Verizon Wireless is a key supporter of this event. Verizon’s campaign, Inspire Her Mind and #Inspire Her Mind, calls for a change in attitude about women interested in the STEM field. According to the campaign, women hold less than 25 percent of our country’s STEM jobs.
Other sponsors for the event include (all are Minnesota State Mankato offices, departments or colleges except where noted): the Women’s Center; the Minnesota Center for Engineering and Manufacturing Excellence; the College of Science Engineering and Technology; Institutional Diversity; OASIS; KEYC Weather Team; the Mayo Clinic; the Mankato Diversity Council; and Information Technology Services.

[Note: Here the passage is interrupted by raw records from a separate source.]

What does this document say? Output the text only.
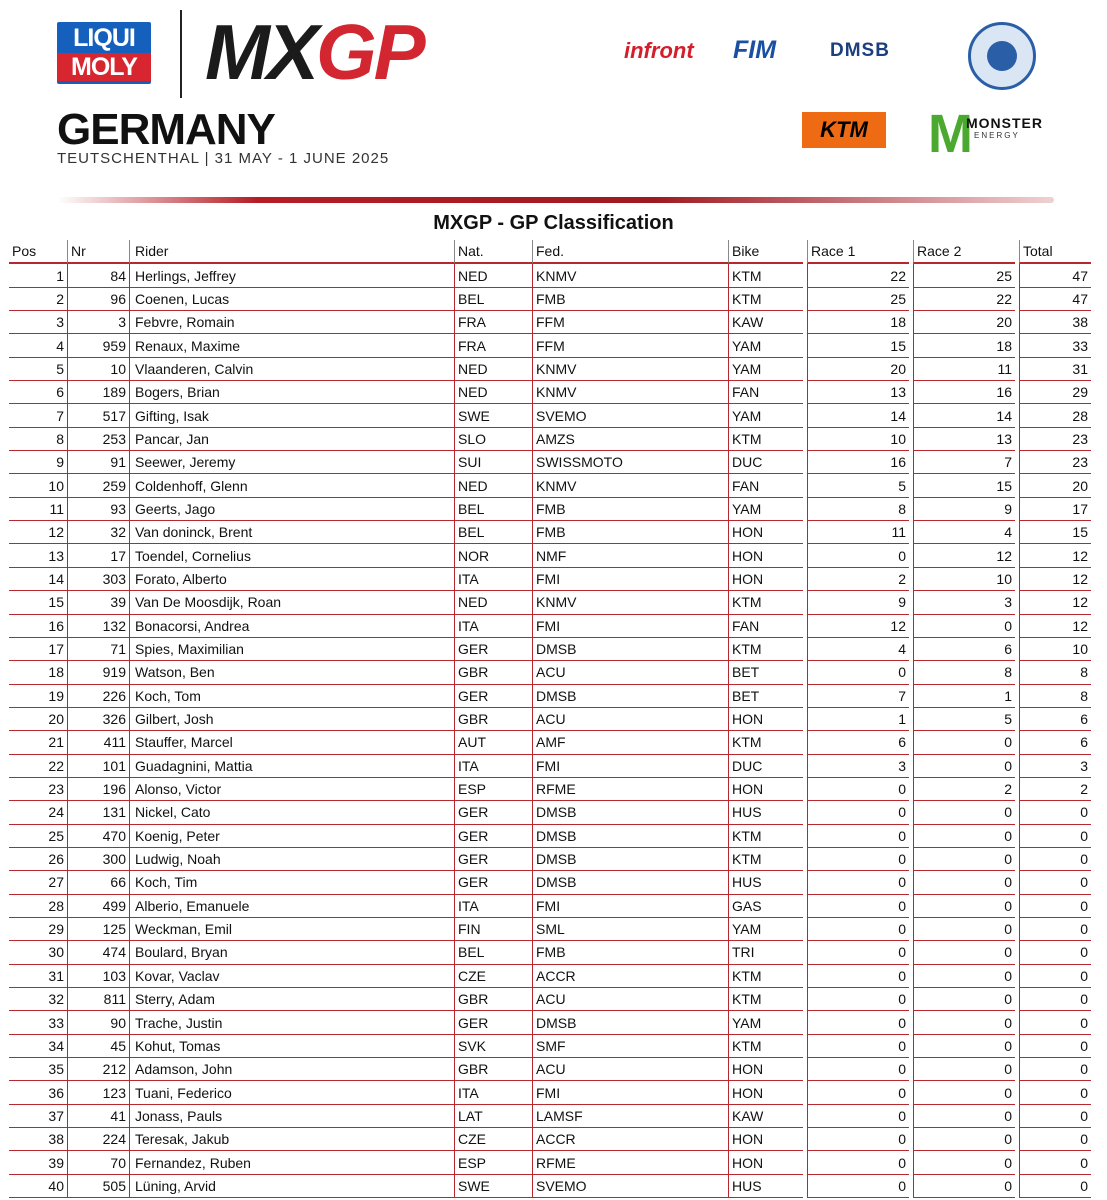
LIQUI
MOLY MXGP
GERMANY
TEUTSCHENTHAL | 31 MAY - 1 JUNE 2025
infront FIM	DMSB
KTM	M
MONSTER
ENERGY
MXGP - GP Classification
Pos	Nr	Rider	Nat.	Fed.	Bike		Race 1		Race 2		Total
1	84	Herlings, Jeffrey	NED	KNMV	KTM		22		25		47
2	96	Coenen, Lucas	BEL	FMB	KTM		25		22		47
3	3	Febvre, Romain	FRA	FFM	KAW		18		20		38
4	959	Renaux, Maxime	FRA	FFM	YAM		15		18		33
5	10	Vlaanderen, Calvin	NED	KNMV	YAM		20		11		31
6	189	Bogers, Brian	NED	KNMV	FAN		13		16		29
7	517	Gifting, Isak	SWE	SVEMO	YAM		14		14		28
8	253	Pancar, Jan	SLO	AMZS	KTM		10		13		23
9	91	Seewer, Jeremy	SUI	SWISSMOTO	DUC		16		7		23
10	259	Coldenhoff, Glenn	NED	KNMV	FAN		5		15		20
11	93	Geerts, Jago	BEL	FMB	YAM		8		9		17
12	32	Van doninck, Brent	BEL	FMB	HON		11		4		15
13	17	Toendel, Cornelius	NOR	NMF	HON		0		12		12
14	303	Forato, Alberto	ITA	FMI	HON		2		10		12
15	39	Van De Moosdijk, Roan	NED	KNMV	KTM		9		3		12
16	132	Bonacorsi, Andrea	ITA	FMI	FAN		12		0		12
17	71	Spies, Maximilian	GER	DMSB	KTM		4		6		10
18	919	Watson, Ben	GBR	ACU	BET		0		8		8
19	226	Koch, Tom	GER	DMSB	BET		7		1		8
20	326	Gilbert, Josh	GBR	ACU	HON		1		5		6
21	411	Stauffer, Marcel	AUT	AMF	KTM		6		0		6
22	101	Guadagnini, Mattia	ITA	FMI	DUC		3		0		3
23	196	Alonso, Victor	ESP	RFME	HON		0		2		2
24	131	Nickel, Cato	GER	DMSB	HUS		0		0		0
25	470	Koenig, Peter	GER	DMSB	KTM		0		0		0
26	300	Ludwig, Noah	GER	DMSB	KTM		0		0		0
27	66	Koch, Tim	GER	DMSB	HUS		0		0		0
28	499	Alberio, Emanuele	ITA	FMI	GAS		0		0		0
29	125	Weckman, Emil	FIN	SML	YAM		0		0		0
30	474	Boulard, Bryan	BEL	FMB	TRI		0		0		0
31	103	Kovar, Vaclav	CZE	ACCR	KTM		0		0		0
32	811	Sterry, Adam	GBR	ACU	KTM		0		0		0
33	90	Trache, Justin	GER	DMSB	YAM		0		0		0
34	45	Kohut, Tomas	SVK	SMF	KTM		0		0		0
35	212	Adamson, John	GBR	ACU	HON		0		0		0
36	123	Tuani, Federico	ITA	FMI	HON		0		0		0
37	41	Jonass, Pauls	LAT	LAMSF	KAW		0		0		0
38	224	Teresak, Jakub	CZE	ACCR	HON		0		0		0
39	70	Fernandez, Ruben	ESP	RFME	HON		0		0		0
40	505	Lüning, Arvid	SWE	SVEMO	HUS		0		0		0
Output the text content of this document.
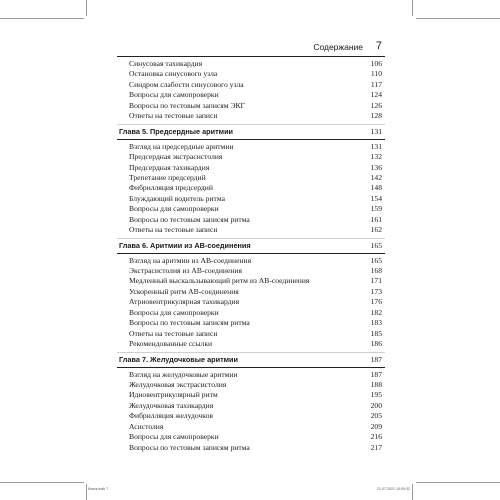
Содержание 7
Синусовая тахикардия	106
Остановка синусового узла	110
Синдром слабости синусового узла	117
Вопросы для самопроверки	124
Вопросы по тестовым записям ЭКГ	126
Ответы на тестовые записи	128
Глава 5. Предсердные аритмии	131
Взгляд на предсердные аритмии	131
Предсердная экстрасистолия	132
Предсердная тахикардия	136
Трепетание предсердий	142
Фибрилляция предсердий	148
Блуждающий водитель ритма	154
Вопросы для самопроверки	159
Вопросы по тестовым записям ритма	161
Ответы на тестовые записи	162
Глава 6. Аритмии из АВ-соединения	165
Взгляд на аритмии из АВ-соединения	165
Экстрасистолия из АВ-соединения	168
Медленный выскальзывающий ритм из АВ-соединения	171
Ускоренный ритм АВ-соединения	173
Атриовентрикулярная тахикардия	176
Вопросы для самопроверки	182
Вопросы по тестовым записям ритма	183
Ответы на тестовые записи	185
Рекомендованные ссылки	186
Глава 7. Желудочковые аритмии	187
Взгляд на желудочковые аритмии	187
Желудочковая экстрасистолия	188
Идиовентрикулярный ритм	195
Желудочковая тахикардия	200
Фибрилляция желудочков	205
Асистолия	209
Вопросы для самопроверки	216
Вопросы по тестовым записям ритма	217
Книга.indb 7	21.07.2021 10:09:32
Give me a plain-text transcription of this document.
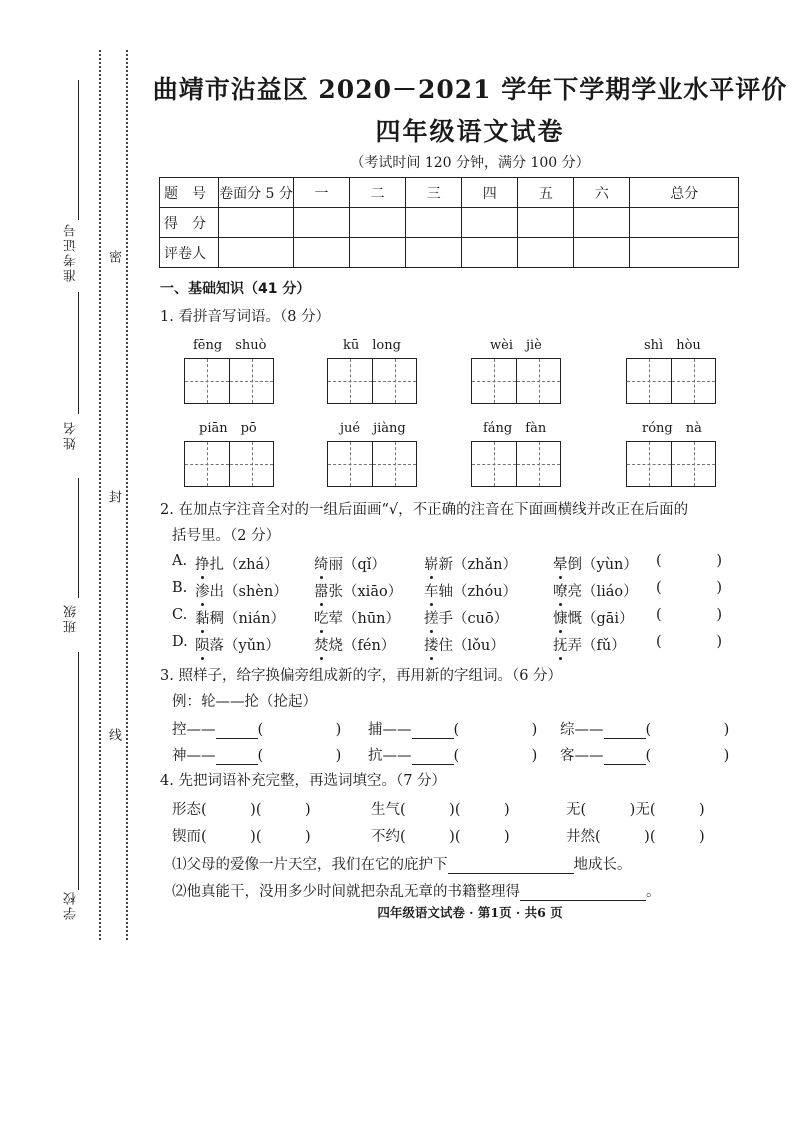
准考证号
姓名
班级
学校
密
封
线
曲靖市沾益区 2020－2021 学年下学期学业水平评价
四年级语文试卷
（考试时间 120 分钟，满分 100 分）
题　号	卷面分 5 分	一	二	三	四	五	六	总分
得　分								
评卷人								
一、基础知识（41 分）
1. 看拼音写词语。（8 分）
fēng　shuò	kū　long	wèi　jiè	shì　hòu
piān　pō	jué　jiàng	fáng　fàn	róng　nà
2. 在加点字注音全对的一组后面画“√，不正确的注音在下面画横线并改正在后面的
括号里。（2 分）
A. 挣扎（zhá） 绮丽（qǐ）	崭新（zhǎn） 晕倒（yùn） (	)
B. 渗出（shèn） 嚣张（xiāo） 车轴（zhóu） 嘹亮（liáo） (	)
C. 黏稠（nián） 吃荤（hūn） 搓手（cuō）	慷慨（gāi） (	)
D. 陨落（yǔn） 焚烧（fén） 搂住（lǒu）	抚弄（fǔ） (	)
3. 照样子，给字换偏旁组成新的字，再用新的字组词。（6 分）
例：轮——抡（抡起）
控——	(　　　　　) 捕——	(　　　　　) 综——	(　　　　　)
神——	(　　　　　) 抗——	(　　　　　) 客——	(　　　　　)
4. 先把词语补充完整，再选词填空。（7 分）
形态(　　　)(　　　)	生气(　　　)(　　　)	无(　　　)无(　　　)
锲而(　　　)(　　　)	不约(　　　)(　　　)	井然(　　　)(　　　)
⑴父母的爱像一片天空，我们在它的庇护下	地成长。
⑵他真能干，没用多少时间就把杂乱无章的书籍整理得	。
四年级语文试卷 · 第1页 · 共6 页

Minnesota State Mankato, a comprehensive university with 15,409 students, is part of the Minnesota State Colleges & Universities system, which comprises 31 state institutions.
Minnesota State Mankato's Women's Center has provided the following additional online resources on STEM:
- Powerful Ad Shows What A Little Girl Hears When You Tell Her She's Pretty
- New Partnerships and Programs to Promote Women and Girls in
Science, Technology, Engineering and Mathematics (STEM) (Executive Office of the President)
- Medical Professions: The Status of Women and Men
This report states that “women continue to be underrepresented in medical practice. In 2010, women were 34% of physicians and surgeons in the United States; however, women were 91% of registered nurses in 2011.”
- Women in Math, Science and Medicine: Still Work to be Done
- TABLE 6A: 2011 BENCHMARKING—WOMEN NEW HIRES AND DEPARTURES
- TABLE 4A: DISTRIBUTION OF WOMEN M.D. FACULTY BY DEPARTMENT AND RANK, 2012
- Women in Academic Medicine Statistics and Medical School Benchmarking, 2011-2012
- Minorities, Women Still Underrepresented in STEM Fields, Study Finds
From this article: “Women were also underrepresented in the science and engineering workforce. While they represent half of all college-educated workers in the United States, they made up just 28 percent of science and engineering workers in 2010 – an increase from 21 percent in 1993.”
More research confirms this, including a chart from the following report:
Why So Few? Women in Science, Technology, Engineering, and Mathematics
Interestingly, this report indicates that high school girls get as many or more credits in math and science than boys (Fig. 1), and girls’ GPAs in math and science are higher than for boys (Fig. 2).